Alles overwegende is de rechtbank van oordeel dat een gevangenisstraf voor de duur van 117 dagen met aftrek alsmede een werkstraf voor de duur van 240 uur, subsidiair 120 dagen vervangende hechtenis passend en geboden is.
8.2 De in beslag genomen goederen
De rechtbank is daarnaast met de officier van justitie van oordeel dat het belang van strafvordering zich niet verzet tegen teruggave van de aan verdachte toebehorende en onder hem in beslag genomen agenda’s, zodat de rechtbank de teruggave hiervan aan verdachte zal gelasten.
9. De toegepaste wettelijke voorschriften
De hierna te nemen beslissing berust op de hiervoor genoemde wetsartikelen. Daarnaast berust deze beslissing op de artikelen 10, 22c, 22d, 27, 57 en 91 Sr.
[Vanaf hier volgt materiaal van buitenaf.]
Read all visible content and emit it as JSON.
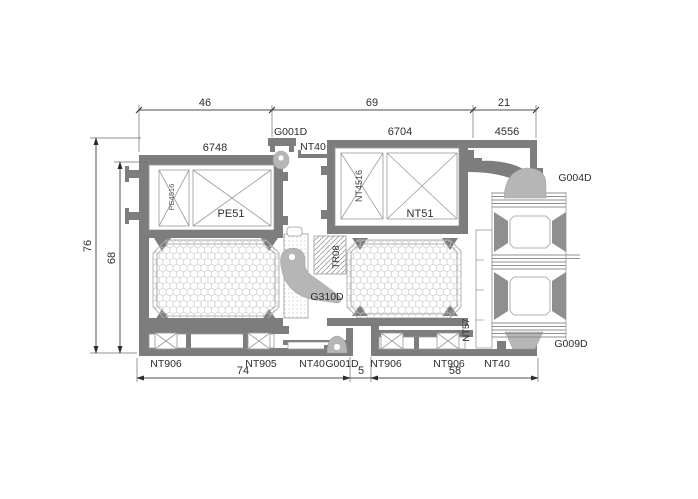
{
  "drawing": {
    "title": "aluminium-profile-cross-section",
    "dimensions": {
      "top": [
        "46",
        "69",
        "21"
      ],
      "left": [
        "76",
        "68"
      ],
      "bottom": [
        "74",
        "5",
        "58"
      ]
    },
    "codes": {
      "frame_top": "6748",
      "sash_top": "6704",
      "extension": "4556",
      "gasket_top": "G001D",
      "adapter_top": "NT40",
      "frame_insert": "PE4516",
      "frame_profile": "PE51",
      "sash_insert": "NT4516",
      "sash_profile": "NT51",
      "thermal_break": "TR08",
      "gasket_mid": "G310D",
      "gasket_panel_top": "G004D",
      "gasket_panel_bottom": "G009D",
      "glazing_bead": "NT57",
      "sill_left": [
        "NT906",
        "NT905",
        "NT40",
        "G001D"
      ],
      "sill_right": [
        "NT906",
        "NT906",
        "NT40"
      ]
    },
    "colors": {
      "profile": "#7d7d7d",
      "gasket": "#b6b6b6",
      "dimension_line": "#4d4d4d",
      "background": "#ffffff"
    }
  }
}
vrijspraak/bewezenverklaring
- verklaart bewezen, dat verdachte het sub 1 en sub 2 tenlastegelegde heeft begaan, zoals hierboven omschreven;
- verklaart niet bewezen wat aan verdachte sub 1 en sub 2 meer of anders is tenlastegelegd en spreekt hem daarvan vrij;
strafbaarheid
- verklaart het bewezenverklaarde strafbaar;
- verklaart dat het bewezenverklaarde de volgende strafbare feiten oplevert:
feit 1
het misdrijf: opzettelijk handelen in strijd met een in artikel 2 onder B en C van de Opiumwet gegeven verbod, meermalen gepleegd.
feit 2
het misdrijf: opzettelijk handelen in strijd met een in artikel 3 onder B en C van de Opiumwet gegeven verbod, meermalen gepleegd.
- verklaart verdachte strafbaar voor het onder sub 1 en sub 2 bewezenverklaarde;
straf
- veroordeelt verdachte tot een gevangenisstraf van 117 dagen;
- bepaalt dat de tijd die de veroordeelde voor de tenuitvoerlegging van deze uitspraak in verzekering en voorlopige hechtenis heeft doorgebracht, bij de uitvoering van de gevangenisstraf geheel in mindering zal worden gebracht;
- veroordeelt verdachte tot een taakstraf, bestaande uit een werkstraf van 240 uren;
- beveelt, voor het geval dat de veroordeelde de taakstraf niet naar behoren verricht, dat vervangende hechtenis zal worden toegepast voor de duur van 120 dagen;
beslag
- gelast de teruggave aan verdachte van de inbeslaggenomen voorwerpen, te weten 2 agenda’s.
opheffing bevel voorlopige hechtenis
- heft het geschorste bevel tot voorlopige hechtenis op;
Dit vonnis is gewezen door mr. S.M.M. Bordenga, voorzitter, mr. M.A.H. Heijink en mr. M.H. van der Lecq, rechters, in tegenwoordigheid van mr. B.M. Hoek, griffier, en is in het openbaar uitgesproken op 5 oktober 2010.